Website set up HOWTO

Hi All,
I would like to set up a Snap website. I had successfully set up the previous version of the website (the one without the community) both on Ubuntu 17 and 18. Can you please let me know at least one (or, hopefully, a short list of) OS and the minimal requirements where the website has been successfully setup so that I can rent the correct hosting?

Thanks in advance
Stefano

Umm, it's only been set up once afaik. We're on a virtual Linux at Digital Ocean. My offhand guess is that Ubuntu will do fine, but you're missing something we rely on, e.g., Lua.

Thanks for the suggestion Brian. I see that Digital Ocean's droplets come with several possibile preinstalled OSs (Ubuntu, CentOS, Debian, Fedora, CoreOS, FreeBSD). Does the Snap website run on one of those OSs?

It's some flavor of Linux, but I have no idea which. @cycomachead or @bromagosa would know.

But it shouldn't matter; they're all the same OS.

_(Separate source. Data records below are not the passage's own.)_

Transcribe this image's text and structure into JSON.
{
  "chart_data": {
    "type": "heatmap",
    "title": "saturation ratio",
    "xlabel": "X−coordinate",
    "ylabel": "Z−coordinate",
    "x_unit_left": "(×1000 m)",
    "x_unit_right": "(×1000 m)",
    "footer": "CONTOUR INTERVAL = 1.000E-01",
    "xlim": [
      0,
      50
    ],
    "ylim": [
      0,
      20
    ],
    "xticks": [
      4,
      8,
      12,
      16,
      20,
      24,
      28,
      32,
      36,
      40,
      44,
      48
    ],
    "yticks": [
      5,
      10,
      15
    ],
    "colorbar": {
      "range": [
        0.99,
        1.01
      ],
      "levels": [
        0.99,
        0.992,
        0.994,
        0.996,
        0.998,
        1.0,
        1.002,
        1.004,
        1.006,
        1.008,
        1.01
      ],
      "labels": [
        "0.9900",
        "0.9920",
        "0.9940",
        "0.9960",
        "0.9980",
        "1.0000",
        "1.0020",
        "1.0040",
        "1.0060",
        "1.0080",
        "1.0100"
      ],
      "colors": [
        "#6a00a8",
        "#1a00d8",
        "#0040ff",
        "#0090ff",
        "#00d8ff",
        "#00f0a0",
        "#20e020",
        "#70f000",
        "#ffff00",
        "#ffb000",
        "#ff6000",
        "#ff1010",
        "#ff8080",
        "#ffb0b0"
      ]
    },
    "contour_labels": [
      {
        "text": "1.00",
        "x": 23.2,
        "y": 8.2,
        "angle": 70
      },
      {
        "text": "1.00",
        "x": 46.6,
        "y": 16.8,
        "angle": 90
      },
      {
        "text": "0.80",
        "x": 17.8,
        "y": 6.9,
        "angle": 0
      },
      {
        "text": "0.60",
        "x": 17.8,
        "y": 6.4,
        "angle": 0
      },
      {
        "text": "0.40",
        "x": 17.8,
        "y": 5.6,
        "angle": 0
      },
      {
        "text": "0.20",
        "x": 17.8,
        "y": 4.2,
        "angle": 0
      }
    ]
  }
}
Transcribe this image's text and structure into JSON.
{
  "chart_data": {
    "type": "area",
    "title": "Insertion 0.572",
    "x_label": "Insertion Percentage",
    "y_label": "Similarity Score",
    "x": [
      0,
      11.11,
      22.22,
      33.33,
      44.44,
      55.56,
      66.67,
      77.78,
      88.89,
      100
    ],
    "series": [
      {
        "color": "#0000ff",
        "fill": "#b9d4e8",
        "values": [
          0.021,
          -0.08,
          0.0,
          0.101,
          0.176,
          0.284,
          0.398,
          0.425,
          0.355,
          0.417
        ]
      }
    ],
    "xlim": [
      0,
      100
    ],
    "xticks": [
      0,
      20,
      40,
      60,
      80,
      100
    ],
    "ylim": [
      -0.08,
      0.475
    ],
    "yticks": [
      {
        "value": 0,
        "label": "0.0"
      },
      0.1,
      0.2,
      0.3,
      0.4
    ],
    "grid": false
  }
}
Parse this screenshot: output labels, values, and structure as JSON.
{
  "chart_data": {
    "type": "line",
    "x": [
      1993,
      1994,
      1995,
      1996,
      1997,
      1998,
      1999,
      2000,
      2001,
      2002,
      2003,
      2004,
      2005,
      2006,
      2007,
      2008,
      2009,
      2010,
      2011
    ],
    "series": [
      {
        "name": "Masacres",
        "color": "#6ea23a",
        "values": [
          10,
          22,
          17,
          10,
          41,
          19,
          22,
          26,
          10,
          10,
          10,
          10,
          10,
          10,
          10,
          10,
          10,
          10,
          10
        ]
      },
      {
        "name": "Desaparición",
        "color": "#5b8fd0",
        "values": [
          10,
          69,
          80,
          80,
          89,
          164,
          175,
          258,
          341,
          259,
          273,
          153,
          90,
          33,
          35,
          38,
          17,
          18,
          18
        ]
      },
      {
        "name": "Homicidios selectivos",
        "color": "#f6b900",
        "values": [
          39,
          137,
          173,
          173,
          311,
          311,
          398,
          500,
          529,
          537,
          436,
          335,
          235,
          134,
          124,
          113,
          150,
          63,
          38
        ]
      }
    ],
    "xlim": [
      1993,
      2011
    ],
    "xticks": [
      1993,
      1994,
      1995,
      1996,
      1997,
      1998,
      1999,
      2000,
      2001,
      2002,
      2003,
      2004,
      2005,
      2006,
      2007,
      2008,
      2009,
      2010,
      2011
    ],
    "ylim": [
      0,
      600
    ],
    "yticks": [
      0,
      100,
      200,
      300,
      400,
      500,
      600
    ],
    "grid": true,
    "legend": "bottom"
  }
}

It's an Ubuntu droplet. Here's all the instructions on how to set up a Snap! cloud yourself:

Once you have a cloud up and running, you'll need to serve the actual Snap! site. The site is just a plain HTML website, but statically built by a somewhat complex shell script. You can find it here:

Good luck! :slight_smile:

Thanks a lot Brian and Bernat!

A last question. I suppose the website is GDPR compliant, isn't it?

See the FAQ.

Thanks for pointing me to the GDPR faqs. So, if I understand it correctly, the website doesn't ask for the user permission to collect their personal information, basically their email address and month/year of birth. I will have to add this part to the website, as the European legislation is very strict on this.

Not the month/year of birth, because that information never leaves the user's own computer. It's used only to decide whose email address to ask for. If just the email address is enough to trigger the GDPR then we have to do it too, but our German lawyer (i.e., Jens) thinks we don't have to because the email address is PII only in conjunction with other information about the user's real-life identity.

The trouble is that in order to satisfy the GDPR you'll have to collect more PII, enough to be able to prove the user is who he says he is. That's what we really want to avoid.

P.S. What you really have to worry about is any PII that the user might voluntarily include in a published project. And it's hopeless to police that.